№ от 11 января 1978 года. Стало быть, уже после того, как он похоронил Таню, Татьяну Дашевскую, любимую жену и друга (февраль 1977), написал залпом, за два-три месяца, последние стихи в ее память и замолчал как поэт на девять мучительных лет, до самой смерти. Этот факт и эта дата для меня весомей самих его слов, и я понял упрек Юлии Друниной. Это при том, что как стихотворец я не был ему близок, особенно вначале, и не мог претендовать на приоритетное внимание. В любимчиках ходили другие. Он поощрял и продвигал тех, в ком видел не только талант, но и характер, проще говоря — желание сделать карьеру, в том числе — в предлагаемых обстоятельствах. И когда ученики, вырастая, отходили от учителя, он переживал это весьма болезненно. Я же хотел несвязанных рук и держался на безопасном расстоянии, возможно, поэтому наши отношения не испортились за все годы знакомства, а только окрепли. И то, что тогда, в шестидесятом, Панкратов ему понравился больше, что ж, это был его выбор и не только его, и глупо было бы обижаться.
Этот поэт обратил на себя внимание и Асеева, и, говорили, Пастернака. «Зима была такой молоденькой, / Такой румяной и бедовой, / Она казалась мне молочницей / С эмалированным бидоном», или: «Крыли крышу, забивали молотком. /Ели кашу, запивали молоком. /На отчаянной бричке прикатил /Измочаленный небритый бригадир. /Он кричал, объезжая овраг:/ — Объявляю, объявляю аврал…» И хотя некоторые размашистые обороты да и сама картина показались мне не вполне натуральны, даже нелепы (как это можно объявлять аврал, объезжая овраг? — ехала деревня мимо мужика…), стихи запомнились. Запоминаемость, конечно, не главный критерий достоинства текста, но существенный, а в некоторых случаях и единственный (как в фольклоре). И еще: это было короткое время надежд, названное Эренбургом оттепелью, и скорого их краха, время стихов и поэтов, возвращаемых и новых. Молодые стихотворцы, уходя от осовеченных форм жизнеподобия, искали пути обновления в самой фактуре поэтического высказывания, часто сознательно утрированной, и кто только не блуждал тогда в лесу эвфонических химер и дебрях языковой экспрессии: и Вознесенский, и Соснора, и Евтушенко с их демонстративной звукописью, ассонансными и корневыми рифмами, и даже, чуть иначе, Ахмадулина. Не причисляя себя к этим знаковым именам, я тоже поначалу пытался сочинять нечто подобное, но быстро поостыл: эвфония без семантики все-таки — нонсенс.
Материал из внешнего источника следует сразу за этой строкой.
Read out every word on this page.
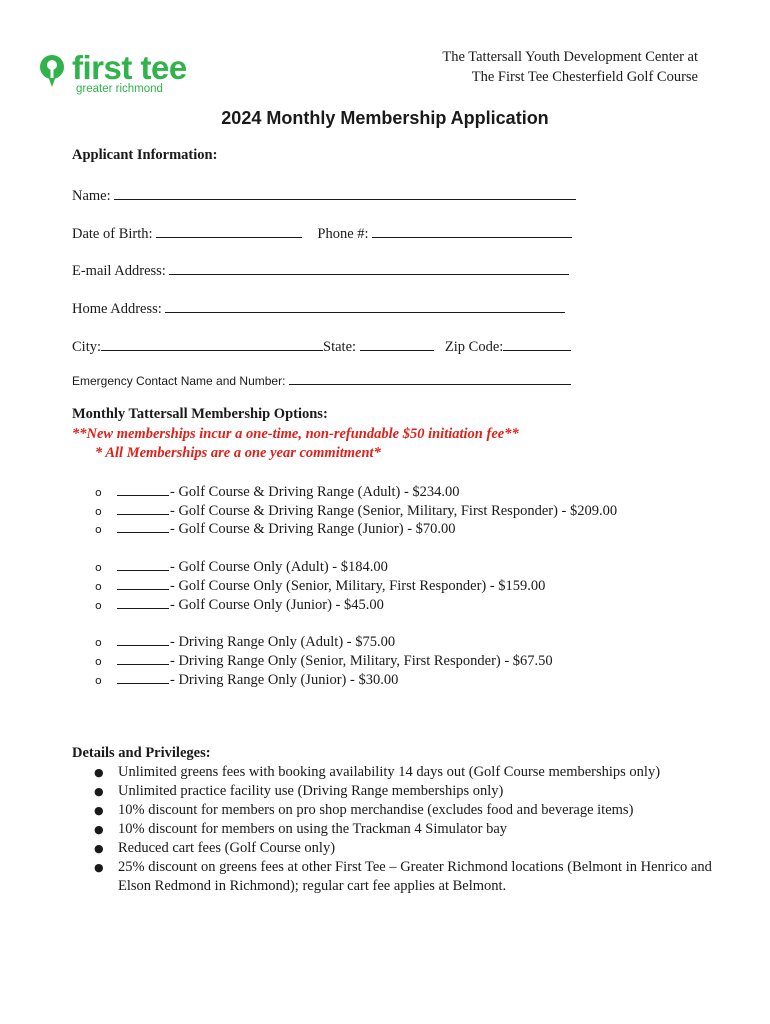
first tee
greater richmond
The Tattersall Youth Development Center at
The First Tee Chesterfield Golf Course
2024 Monthly Membership Application
Applicant Information:
Name:
Date of Birth:	Phone #:
E-mail Address:
Home Address:
City:	State:	Zip Code:
Emergency Contact Name and Number:
Monthly Tattersall Membership Options:
**New memberships incur a one-time, non-refundable $50 initiation fee**
* All Memberships are a one year commitment*
o	- Golf Course & Driving Range (Adult) - $234.00
o	- Golf Course & Driving Range (Senior, Military, First Responder) - $209.00
o	- Golf Course & Driving Range (Junior) - $70.00
o	- Golf Course Only (Adult) - $184.00
o	- Golf Course Only (Senior, Military, First Responder) - $159.00
o	- Golf Course Only (Junior) - $45.00
o	- Driving Range Only (Adult) - $75.00
o	- Driving Range Only (Senior, Military, First Responder) - $67.50
o	- Driving Range Only (Junior) - $30.00
Details and Privileges:
● Unlimited greens fees with booking availability 14 days out (Golf Course memberships only)
● Unlimited practice facility use (Driving Range memberships only)
● 10% discount for members on pro shop merchandise (excludes food and beverage items)
● 10% discount for members on using the Trackman 4 Simulator bay
● Reduced cart fees (Golf Course only)
● 25% discount on greens fees at other First Tee – Greater Richmond locations (Belmont in Henrico and Elson Redmond in Richmond); regular cart fee applies at Belmont.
С поры нашего знакомства Слуцкий, заходя в редакцию, всегда наведывался, как говорили у нас, «к поэтам» (мы работали уже втроем: Володя Павлинов, бывший буровой мастер — сотрудником и Юрий Ряшенцев — внештатником). Визиты Б.А. никогда не были праздными: то он предлагал устроить вернисаж какого-то графика — и через короткое время листы уже висели у нас в конференц-зале и коридорах и происходило их обсуждение, то предлагал пригласить неких бардов — и Ким с Ковалем уже громко и с удовольствием распевали «песни 812 года», то заезжал и почти силком волок в мастерскую Лемпорта-Сидура-Силиса, в подвал на Фрунзенской (о них напишет стихи Леонид Мартынов, а маршрут, наряду еще с двумя-тремя, станет обязательным для многих продвиженцев Слуцкого). Полевой, или, как мы его называли за глаза, БН, возглавивший после Катаева журнал, умеренно поощрял внежурнальную самодеятельность своих сотрудников, стараясь исподволь приручить и сплотить пишущую молодежь и развеять опасения начальства. Этому способствовали и вечера журнала с выездом авторов и сотрудников в разные города и аудитории. Это были скорее культурно-ознакомительные поездки, чем рабочая необходимость (тираж искусственно сдерживали). В одну из таких поездок, в Дубну, Борис Абрамович и подарил мне свою первую книгу, изданную шестью годами ранее.